Le film « Le message » sera projeté en Arabie Saoudite après 42 ans de censure (Vidéo)

L’arrivée au pouvoir du prince héritier d’Arabie Saoudite, Mohammed Ben Salman, a permis l’ouverture de la société Saoudienne sur le monde, et a permis de réparer quelques injustices comme celle de l’interdiction du film « Le Message », du réalisateur syrien Mustapha Akkad. Restauré en version 4K, le film avait déjà été présenté en décembre dernier au festival du film de Dubaï.

Ce film, qui a été financé par le Koweit et le Liban et qui a été tourné au Maroc et en Libye, par des équipes arabes, américaines et anglaises a en effet été autorisé cette semaine par les autorités Saoudiennes, après plus de 42 ans de censure. Le roi Faycal Al Saoud avait à l’époque interdit le tournage et le financement du film car on avait construit une réplique de la Mecque au …..Maroc. Le souverain saoudien avait fait pression sur le roi du Maroc Hassan II pour stopper le tournage du film, sous peine de suspension de l’aide saoudienne au Royaume chérifien.

Le film au succès planétaire (a été doublé en 12 langues) sera diffusé sur les écrans en Arabie Saoudite avant l’Eid El Fitr, fête qui marque la fin du mois sacré du Ramadan.

Première superproduction arabe à associer une distribution internationale (Le casting regroupa plus de 28 nationalités ) en vedettes l’acteur égyptien Abdallah Ghaith et la star syrienne Mouna Wassef dans la version arabe. Et Antony Quinn (Hamza), Irène Papas (Hind), Michael Ansara (Abou Soufiane) dans la version anglaise.

Ce film qui a réussi la prouesse de parler du prophète Mohammed sans qu’il ne soit représenté à l’écran comme le recommande la tradition musulmane, a enfin été autorisé à la diffusion sur les écrans.

Pourtant à l’époque, le réalisateur Syrien, avant d’amorcer le tournage en 1976, dans le désert Marocain et en Libye, était allé jusqu’à consulter les islamologues de la prestigieuse Université al-Azhar du Caire pour lui fournir des conseils pour ne pas heurter la sensibilité des musulmans.

« J’ai fait ce film car il représente un enjeu personnel », avait-il déclaré au Washington Post en 2005. « En tant que musulman vivant en Occident, je considère qu’il est de mon devoir de dire la vérité sur l’islam. C’est une religion qui comporte 700 millions de fidèles, et pourtant, on en sait si peu à son propos que c’en est surprenant. J’ai pensé que raconter cette histoire pouvait créer un pont avec l’Occident ».

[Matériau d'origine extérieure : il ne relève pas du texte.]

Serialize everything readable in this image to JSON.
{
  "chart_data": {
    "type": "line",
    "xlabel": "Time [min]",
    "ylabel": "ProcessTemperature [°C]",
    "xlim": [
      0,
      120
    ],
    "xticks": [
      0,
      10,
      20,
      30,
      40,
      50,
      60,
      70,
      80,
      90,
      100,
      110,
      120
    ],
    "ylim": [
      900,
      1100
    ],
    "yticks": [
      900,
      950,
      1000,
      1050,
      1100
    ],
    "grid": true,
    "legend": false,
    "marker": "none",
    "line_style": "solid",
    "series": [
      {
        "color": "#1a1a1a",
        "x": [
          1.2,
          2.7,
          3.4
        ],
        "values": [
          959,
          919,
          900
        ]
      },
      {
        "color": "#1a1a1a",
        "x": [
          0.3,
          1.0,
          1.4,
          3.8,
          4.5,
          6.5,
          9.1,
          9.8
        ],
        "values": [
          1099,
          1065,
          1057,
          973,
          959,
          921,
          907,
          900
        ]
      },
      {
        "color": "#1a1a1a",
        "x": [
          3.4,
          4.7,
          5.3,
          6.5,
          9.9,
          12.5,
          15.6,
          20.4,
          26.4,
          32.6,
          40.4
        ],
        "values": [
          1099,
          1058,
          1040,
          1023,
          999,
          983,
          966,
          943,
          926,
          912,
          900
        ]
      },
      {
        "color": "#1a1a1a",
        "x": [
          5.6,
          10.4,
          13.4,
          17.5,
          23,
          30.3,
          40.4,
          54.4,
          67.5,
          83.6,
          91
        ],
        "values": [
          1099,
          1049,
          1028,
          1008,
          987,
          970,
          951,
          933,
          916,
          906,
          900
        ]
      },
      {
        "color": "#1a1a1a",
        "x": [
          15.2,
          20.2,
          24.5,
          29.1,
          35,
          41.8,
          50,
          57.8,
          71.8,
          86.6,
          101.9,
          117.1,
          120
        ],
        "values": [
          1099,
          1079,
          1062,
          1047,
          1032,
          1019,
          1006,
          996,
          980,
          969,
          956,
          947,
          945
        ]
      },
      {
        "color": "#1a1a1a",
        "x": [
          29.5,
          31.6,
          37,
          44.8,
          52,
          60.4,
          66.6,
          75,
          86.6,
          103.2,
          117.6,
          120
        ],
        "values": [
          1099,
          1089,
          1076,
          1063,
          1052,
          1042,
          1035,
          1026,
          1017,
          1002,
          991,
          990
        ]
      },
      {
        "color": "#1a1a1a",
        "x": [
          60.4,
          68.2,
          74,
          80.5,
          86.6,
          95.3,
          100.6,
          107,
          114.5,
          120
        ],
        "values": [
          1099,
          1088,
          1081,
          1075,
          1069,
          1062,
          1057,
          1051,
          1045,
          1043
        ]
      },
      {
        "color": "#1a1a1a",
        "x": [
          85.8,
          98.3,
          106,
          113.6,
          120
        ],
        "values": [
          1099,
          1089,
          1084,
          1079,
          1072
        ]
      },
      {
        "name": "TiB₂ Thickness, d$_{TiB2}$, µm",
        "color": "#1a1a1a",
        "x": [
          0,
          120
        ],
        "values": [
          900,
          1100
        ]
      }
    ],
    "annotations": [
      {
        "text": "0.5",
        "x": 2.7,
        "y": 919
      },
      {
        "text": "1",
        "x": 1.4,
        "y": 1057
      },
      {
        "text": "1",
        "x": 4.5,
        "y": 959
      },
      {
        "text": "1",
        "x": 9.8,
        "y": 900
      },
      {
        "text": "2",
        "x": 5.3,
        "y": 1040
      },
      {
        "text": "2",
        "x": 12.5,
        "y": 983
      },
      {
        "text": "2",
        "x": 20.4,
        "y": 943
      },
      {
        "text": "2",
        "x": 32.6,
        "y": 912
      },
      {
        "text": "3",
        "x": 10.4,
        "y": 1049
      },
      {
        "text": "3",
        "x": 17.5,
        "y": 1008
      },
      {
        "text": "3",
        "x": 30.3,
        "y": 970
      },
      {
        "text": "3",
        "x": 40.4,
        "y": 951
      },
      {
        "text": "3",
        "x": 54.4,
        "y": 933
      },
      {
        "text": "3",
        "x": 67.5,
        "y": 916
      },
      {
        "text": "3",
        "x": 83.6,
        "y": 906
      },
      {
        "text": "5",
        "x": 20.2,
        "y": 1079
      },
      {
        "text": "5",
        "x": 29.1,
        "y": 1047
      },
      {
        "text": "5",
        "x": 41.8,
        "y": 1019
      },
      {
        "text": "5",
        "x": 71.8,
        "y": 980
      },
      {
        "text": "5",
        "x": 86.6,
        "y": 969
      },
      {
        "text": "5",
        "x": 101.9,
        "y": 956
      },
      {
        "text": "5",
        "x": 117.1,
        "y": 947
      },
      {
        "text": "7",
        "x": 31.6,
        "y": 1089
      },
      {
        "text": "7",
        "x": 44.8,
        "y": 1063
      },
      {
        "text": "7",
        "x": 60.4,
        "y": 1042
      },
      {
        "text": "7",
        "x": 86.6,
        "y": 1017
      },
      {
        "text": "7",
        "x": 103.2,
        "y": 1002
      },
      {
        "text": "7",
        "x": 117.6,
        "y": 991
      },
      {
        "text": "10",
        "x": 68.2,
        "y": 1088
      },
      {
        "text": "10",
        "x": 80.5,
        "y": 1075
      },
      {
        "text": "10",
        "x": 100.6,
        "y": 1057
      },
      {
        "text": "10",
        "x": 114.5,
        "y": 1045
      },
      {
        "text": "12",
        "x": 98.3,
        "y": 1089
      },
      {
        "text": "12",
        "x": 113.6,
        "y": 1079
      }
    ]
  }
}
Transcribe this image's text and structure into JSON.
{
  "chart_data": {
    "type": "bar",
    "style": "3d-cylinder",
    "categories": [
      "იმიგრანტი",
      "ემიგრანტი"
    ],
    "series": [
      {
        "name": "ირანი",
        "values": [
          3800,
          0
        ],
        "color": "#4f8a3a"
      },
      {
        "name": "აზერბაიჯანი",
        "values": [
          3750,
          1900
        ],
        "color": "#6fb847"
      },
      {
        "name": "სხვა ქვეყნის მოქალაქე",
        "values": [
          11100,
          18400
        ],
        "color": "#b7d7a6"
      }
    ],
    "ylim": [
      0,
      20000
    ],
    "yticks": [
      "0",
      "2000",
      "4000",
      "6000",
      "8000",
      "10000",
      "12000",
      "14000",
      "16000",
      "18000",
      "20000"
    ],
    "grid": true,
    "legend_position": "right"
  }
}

Espérant une sortie en salles dans les pays musulmans, les ayant-droits du long-métrage, dont le producteur Malek Akkad, fils du réalisateur, ont saisi les conseils de censure de plusieurs pays pour éviter toute mauvaise surprise et comptent sur une sortie pour les vacances de l’Aïd. Comme le rapporte The Hollywood reporter, les producteurs du film « ont adressé la question aux comités de censure de pays comme ceux du Conseil de coopération du Golfe, l’Égypte, le Maroc, l’Irak, le Liban ou encore l’Ethiopie. Seul le Koweit ( qui avait produit le film à l’époque) a banni le film ». Cependant, comme l’explique le journal américain, l’autorisation émise par l’Arabie Saoudite pourrait mener à un changement de position de son allié koweiti.

Malheureusement, Moustapha Akkad n’aura pas connu de son vivant cette autorisation puisqu’il a perdu la vie en 2005 à Amman dans un attentat perpétré par des membres d’Al-Qaïda en Irak , visant l’hôtel où il séjournait, .

Sa fille meurt également dans cet attentat et Mustapha Akkad succombe à ses blessures deux jours plus tard dans un hôpital. C’est son fils Malek Akkad qui est devenu le seul détenteur des droits TV et cinéma de ce grand film, sans doute le film arabe le plus célèbre au monde.